Comcast and Charter team up to launch a new streaming platform for US consumers

U.S. cable TV giants have a new plan to stake their claim in the streaming wars. This morning, Comcast and Charter announced they will team up to develop a streaming platform based on Comcast’s Flex and including its free streaming service Xumo, which they will offer to consumers nationwide through new devices and smart TVs. The 50/50 joint venture will see Comcast licensing Flex, contributing its retail business for XClass TVs and contributing Xumo, a streaming service offering more than 200 free channels that it acquired in 2020. Charter, meanwhile, will make an initial contribution of $900 million to the joint venture, funded over multiple years.

The companies say their next-gen streaming platform will be offered on a variety of branded 4K streaming devices and smart TVs — an effort that would put the offering in more direct competition with other streaming device providers that are today eating into cable TV’s market share, like Roku and Amazon. The operators also promise consumers the platform will include a “world-class user experience and navigation,” as well as all the top apps viewers have come to expect.

Because the new platform is based on Flex, it will be able to deliver on its apps promise. Flex today already provides access to top streaming services including Netflix, Disney+, HBO Max, Prime Video, Hulu, Peacock, Apple TV+, YouTube, Starz, Cinemax and others, as well as music services like Spotify and Pandora.

Image Credits: Comcast’s Flex

Of course, cable TV providers’ failure to innovate on user interface design in years past was among the many factors that led so many U.S. consumers to cut the cord with traditional pay TV in the first place, alongside their desire to cut costs and the demand for à la carte access to programming — something picking and choosing from streaming apps can provide. And while Comcast’s Flex, launched in 2019, helped address those issues, it entered late into a market where other streaming device makers had already established their respective customer bases.

Today, Roku and Amazon dominate U.S. connected device market share, where the two companies are tied with an approximate 36% share, per the most recent Parks Associates data (via CNBC). Apple TV and Chromecast trail at 12% and 8%, respectively, and everyone else in the “other” category amounts to a 6% share.
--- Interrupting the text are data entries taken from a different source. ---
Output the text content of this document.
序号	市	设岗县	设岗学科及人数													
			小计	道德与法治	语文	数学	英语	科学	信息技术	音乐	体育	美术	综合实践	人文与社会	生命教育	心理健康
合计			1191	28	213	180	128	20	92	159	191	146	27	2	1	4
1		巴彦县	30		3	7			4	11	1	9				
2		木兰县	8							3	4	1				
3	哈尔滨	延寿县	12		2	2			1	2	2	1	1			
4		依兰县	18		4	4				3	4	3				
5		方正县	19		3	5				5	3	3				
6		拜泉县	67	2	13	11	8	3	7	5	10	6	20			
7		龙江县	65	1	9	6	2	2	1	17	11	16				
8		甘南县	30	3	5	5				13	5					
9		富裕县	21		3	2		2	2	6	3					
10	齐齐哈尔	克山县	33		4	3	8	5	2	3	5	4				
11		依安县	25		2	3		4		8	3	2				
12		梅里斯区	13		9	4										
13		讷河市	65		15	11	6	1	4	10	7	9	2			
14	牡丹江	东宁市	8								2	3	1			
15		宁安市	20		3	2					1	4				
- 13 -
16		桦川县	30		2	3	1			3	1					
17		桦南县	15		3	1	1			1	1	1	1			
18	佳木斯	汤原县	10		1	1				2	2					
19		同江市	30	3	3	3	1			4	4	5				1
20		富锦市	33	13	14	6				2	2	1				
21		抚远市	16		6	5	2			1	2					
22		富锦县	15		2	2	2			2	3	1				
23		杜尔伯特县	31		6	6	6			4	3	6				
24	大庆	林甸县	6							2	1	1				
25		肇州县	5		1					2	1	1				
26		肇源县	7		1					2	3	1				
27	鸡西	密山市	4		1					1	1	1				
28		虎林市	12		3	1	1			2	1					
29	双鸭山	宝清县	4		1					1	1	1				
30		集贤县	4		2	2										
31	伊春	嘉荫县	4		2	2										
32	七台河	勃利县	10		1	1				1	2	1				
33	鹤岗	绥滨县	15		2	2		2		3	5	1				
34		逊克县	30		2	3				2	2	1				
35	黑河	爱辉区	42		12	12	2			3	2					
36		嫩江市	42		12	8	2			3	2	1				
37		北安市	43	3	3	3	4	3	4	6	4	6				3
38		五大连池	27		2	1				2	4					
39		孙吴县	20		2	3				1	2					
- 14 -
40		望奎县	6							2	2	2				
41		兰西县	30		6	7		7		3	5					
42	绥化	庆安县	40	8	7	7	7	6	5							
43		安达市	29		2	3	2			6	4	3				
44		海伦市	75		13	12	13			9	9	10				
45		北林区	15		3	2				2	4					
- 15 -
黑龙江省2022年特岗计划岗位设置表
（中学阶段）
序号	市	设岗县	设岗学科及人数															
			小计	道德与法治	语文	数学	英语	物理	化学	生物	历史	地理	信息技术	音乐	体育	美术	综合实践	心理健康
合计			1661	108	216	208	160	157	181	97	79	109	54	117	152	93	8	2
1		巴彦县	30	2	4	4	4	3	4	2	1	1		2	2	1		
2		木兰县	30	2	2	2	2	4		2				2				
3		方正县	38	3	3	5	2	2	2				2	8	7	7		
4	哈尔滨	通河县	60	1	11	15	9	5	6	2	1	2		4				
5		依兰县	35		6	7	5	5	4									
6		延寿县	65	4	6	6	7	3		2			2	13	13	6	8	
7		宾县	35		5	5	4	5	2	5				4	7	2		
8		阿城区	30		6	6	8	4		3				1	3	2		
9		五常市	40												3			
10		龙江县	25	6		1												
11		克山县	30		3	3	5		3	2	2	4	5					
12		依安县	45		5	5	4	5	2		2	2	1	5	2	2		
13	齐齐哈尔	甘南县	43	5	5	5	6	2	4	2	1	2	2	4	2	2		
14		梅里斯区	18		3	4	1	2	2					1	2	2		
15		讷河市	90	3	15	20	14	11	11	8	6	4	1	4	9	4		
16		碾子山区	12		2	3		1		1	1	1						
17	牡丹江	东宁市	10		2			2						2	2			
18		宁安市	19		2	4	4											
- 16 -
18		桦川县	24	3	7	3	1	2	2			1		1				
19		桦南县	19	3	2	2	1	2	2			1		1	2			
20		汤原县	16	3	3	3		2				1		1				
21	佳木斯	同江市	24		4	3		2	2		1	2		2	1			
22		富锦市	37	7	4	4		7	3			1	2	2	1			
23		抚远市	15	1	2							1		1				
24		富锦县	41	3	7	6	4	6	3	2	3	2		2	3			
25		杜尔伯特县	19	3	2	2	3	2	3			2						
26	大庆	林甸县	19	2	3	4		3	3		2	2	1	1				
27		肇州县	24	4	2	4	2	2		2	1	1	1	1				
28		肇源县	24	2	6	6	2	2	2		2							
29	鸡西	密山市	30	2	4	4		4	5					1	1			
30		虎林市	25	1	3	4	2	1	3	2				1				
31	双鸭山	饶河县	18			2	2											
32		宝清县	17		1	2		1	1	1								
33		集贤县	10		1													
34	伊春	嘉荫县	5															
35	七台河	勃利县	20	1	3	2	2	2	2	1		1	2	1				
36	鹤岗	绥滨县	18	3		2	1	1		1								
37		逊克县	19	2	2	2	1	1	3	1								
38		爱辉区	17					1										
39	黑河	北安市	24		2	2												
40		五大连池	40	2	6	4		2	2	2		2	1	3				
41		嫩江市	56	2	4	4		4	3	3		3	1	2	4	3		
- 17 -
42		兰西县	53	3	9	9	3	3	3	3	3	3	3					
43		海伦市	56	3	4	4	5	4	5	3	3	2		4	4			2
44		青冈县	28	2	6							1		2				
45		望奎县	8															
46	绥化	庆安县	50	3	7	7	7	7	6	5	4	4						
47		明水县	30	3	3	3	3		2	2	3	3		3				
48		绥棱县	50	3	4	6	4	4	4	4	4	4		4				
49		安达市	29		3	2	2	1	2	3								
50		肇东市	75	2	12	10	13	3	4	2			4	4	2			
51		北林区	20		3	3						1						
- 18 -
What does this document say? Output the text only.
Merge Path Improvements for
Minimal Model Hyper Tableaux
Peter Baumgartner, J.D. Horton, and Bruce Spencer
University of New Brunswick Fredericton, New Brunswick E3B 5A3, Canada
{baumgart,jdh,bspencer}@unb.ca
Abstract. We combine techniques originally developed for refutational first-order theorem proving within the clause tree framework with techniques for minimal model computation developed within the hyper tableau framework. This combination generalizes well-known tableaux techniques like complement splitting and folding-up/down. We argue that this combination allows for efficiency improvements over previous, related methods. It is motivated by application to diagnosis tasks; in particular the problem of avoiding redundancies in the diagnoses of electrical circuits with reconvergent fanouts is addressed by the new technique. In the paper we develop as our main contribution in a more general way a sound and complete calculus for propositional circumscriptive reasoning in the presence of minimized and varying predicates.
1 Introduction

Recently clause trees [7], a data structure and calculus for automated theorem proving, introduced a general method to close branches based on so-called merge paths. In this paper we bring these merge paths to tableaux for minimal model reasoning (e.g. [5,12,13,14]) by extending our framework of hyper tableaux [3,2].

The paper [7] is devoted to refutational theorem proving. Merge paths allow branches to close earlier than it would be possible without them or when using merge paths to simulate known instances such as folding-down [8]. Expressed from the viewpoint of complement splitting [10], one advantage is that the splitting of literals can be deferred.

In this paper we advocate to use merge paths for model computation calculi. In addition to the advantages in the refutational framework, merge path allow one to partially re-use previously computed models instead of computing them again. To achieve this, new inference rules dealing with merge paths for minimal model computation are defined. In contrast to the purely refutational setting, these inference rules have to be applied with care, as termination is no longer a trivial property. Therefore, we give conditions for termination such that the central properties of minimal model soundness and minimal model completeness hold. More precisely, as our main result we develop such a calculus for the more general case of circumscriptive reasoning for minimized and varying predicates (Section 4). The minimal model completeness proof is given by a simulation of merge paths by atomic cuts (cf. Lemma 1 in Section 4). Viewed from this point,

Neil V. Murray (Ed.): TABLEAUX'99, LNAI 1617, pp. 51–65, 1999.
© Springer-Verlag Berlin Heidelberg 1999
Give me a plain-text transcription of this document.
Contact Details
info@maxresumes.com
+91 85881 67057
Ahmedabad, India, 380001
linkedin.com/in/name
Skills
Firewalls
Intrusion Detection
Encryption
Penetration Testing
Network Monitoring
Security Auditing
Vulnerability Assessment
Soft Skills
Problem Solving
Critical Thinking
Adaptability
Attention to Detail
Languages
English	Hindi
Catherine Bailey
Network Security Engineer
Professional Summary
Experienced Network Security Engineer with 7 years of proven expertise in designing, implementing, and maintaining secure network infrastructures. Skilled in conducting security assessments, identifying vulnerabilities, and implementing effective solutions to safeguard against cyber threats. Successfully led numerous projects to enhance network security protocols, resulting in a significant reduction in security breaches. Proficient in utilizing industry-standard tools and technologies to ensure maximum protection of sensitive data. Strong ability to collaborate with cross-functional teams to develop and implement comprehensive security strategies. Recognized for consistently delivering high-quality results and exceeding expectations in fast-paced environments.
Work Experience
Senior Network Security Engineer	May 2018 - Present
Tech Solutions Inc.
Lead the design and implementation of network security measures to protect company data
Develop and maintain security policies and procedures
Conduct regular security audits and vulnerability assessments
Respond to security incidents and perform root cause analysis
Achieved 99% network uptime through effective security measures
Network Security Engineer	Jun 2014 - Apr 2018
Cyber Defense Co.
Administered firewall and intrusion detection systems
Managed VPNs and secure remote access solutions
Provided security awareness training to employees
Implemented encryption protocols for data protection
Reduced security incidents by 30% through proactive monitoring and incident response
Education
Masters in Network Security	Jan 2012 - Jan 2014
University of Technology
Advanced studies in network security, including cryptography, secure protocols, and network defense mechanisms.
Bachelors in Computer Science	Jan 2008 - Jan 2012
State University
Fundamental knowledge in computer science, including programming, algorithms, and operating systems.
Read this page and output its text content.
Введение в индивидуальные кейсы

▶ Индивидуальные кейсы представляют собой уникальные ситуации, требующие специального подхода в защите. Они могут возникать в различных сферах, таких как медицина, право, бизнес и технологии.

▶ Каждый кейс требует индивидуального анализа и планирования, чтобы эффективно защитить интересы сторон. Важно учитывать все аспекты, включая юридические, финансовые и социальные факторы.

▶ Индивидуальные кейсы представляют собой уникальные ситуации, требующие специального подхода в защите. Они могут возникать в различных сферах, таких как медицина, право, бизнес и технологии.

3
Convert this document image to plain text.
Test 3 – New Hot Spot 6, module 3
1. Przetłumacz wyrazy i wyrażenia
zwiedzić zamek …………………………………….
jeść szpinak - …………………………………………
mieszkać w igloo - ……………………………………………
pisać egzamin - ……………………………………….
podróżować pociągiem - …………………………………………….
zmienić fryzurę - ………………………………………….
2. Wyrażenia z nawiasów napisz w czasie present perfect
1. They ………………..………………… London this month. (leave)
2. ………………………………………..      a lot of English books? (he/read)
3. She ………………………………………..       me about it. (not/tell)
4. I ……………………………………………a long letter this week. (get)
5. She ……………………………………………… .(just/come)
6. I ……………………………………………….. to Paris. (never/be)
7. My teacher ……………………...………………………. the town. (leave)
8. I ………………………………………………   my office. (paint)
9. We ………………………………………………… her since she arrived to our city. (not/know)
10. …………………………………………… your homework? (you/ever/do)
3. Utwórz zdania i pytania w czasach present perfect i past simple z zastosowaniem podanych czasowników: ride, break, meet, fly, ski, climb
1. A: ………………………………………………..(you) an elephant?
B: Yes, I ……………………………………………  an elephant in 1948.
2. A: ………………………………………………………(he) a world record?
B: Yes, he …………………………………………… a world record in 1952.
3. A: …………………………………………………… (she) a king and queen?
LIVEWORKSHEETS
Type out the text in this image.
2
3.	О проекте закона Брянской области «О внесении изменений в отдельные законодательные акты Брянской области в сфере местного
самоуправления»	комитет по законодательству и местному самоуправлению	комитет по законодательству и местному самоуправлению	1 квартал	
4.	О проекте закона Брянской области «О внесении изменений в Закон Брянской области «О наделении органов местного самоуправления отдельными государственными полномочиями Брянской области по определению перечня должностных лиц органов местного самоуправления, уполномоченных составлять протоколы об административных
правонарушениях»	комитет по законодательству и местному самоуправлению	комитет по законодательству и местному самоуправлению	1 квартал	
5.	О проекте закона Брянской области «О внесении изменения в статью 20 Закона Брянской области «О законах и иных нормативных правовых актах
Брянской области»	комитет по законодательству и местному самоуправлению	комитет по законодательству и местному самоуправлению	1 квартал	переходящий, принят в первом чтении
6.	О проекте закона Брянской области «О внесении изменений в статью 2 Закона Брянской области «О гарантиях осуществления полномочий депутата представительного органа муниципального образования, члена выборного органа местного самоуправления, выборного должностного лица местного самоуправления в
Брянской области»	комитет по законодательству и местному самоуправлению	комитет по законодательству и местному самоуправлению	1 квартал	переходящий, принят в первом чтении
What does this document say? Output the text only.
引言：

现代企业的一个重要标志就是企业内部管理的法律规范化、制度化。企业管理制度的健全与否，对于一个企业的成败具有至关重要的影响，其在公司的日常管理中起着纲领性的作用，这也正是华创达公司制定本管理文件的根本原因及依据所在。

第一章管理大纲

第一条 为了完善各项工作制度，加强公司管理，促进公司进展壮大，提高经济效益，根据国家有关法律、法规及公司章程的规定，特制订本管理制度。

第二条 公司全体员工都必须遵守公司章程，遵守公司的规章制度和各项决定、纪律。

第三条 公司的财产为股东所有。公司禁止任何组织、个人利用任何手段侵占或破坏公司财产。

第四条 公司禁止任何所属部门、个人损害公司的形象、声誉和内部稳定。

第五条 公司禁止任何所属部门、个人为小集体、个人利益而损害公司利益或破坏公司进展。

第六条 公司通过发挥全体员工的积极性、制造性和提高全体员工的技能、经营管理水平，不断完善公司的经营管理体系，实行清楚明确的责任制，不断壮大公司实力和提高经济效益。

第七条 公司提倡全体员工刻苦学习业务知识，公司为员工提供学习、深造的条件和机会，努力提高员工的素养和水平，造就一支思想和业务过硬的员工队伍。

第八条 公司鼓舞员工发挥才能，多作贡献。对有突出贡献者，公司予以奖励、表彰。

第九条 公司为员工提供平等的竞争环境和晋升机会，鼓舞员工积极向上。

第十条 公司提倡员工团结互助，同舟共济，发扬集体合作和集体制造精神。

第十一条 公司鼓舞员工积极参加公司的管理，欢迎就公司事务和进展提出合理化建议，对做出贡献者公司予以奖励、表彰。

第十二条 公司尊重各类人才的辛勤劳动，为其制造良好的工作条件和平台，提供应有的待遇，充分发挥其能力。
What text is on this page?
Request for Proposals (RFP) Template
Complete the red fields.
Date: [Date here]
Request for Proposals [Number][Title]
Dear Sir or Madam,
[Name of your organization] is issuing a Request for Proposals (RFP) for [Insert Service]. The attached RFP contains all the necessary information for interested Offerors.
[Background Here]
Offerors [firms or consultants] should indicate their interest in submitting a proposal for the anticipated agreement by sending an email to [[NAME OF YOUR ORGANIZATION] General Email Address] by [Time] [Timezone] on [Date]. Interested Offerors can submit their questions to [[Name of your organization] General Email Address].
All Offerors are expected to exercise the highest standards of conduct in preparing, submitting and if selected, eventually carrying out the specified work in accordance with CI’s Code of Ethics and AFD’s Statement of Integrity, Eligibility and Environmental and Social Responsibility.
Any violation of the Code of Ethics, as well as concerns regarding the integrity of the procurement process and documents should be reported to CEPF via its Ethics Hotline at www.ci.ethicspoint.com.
This new joint venture indicates how serious of a concern the cord-cutting trend has become to traditional pay-TV providers. An eMarketer forecast estimates that by the year 2024, more than one-third of U.S. households (46.6 million) will have cut the cord with pay TV, up from 24.6 million in 2019.

Comcast, in an announcement, says the XClass TVs featuring the new streaming platform will be sold through national retail partners and potentially direct to consumers by itself and Charter. Charter will then begin to see the 4K streaming devices and accompanying voice remotes starting in 2023.

In the meantime, Comcast will continue to offer its Flex streaming platform and Xumo — the latter will continue to operate as a free service through the joint venture’s products and third-party devices, it says. The two companies’ broadband and cable video businesses are not a part of this venture, and will remain independent, they said.

“We’re thrilled to partner with Charter to bring this platform and its award-winning experience to millions of new customers. These products are all designed to make search and discovery across live, on-demand and streaming video seamless and incredibly simple for consumers,” said Dave Watson, CEO of Comcast Cable, in a statement. “This partnership uniquely brings together more than a decade of technical innovation, national scale and new opportunities to monetize our combined investment.”

“Our new venture will bring a full-featured operating platform, new devices, and smart TVs with a robust app store providing a more streamlined and aggregated experience for the customer,” added Tom Rutledge, Charter chairman and CEO. “As the video landscape continues to evolve, this venture will increase retail consumer options, compete at scale with established national platforms, and join our existing lineup of options for the Spectrum TV App available on most customer-owned streaming devices.”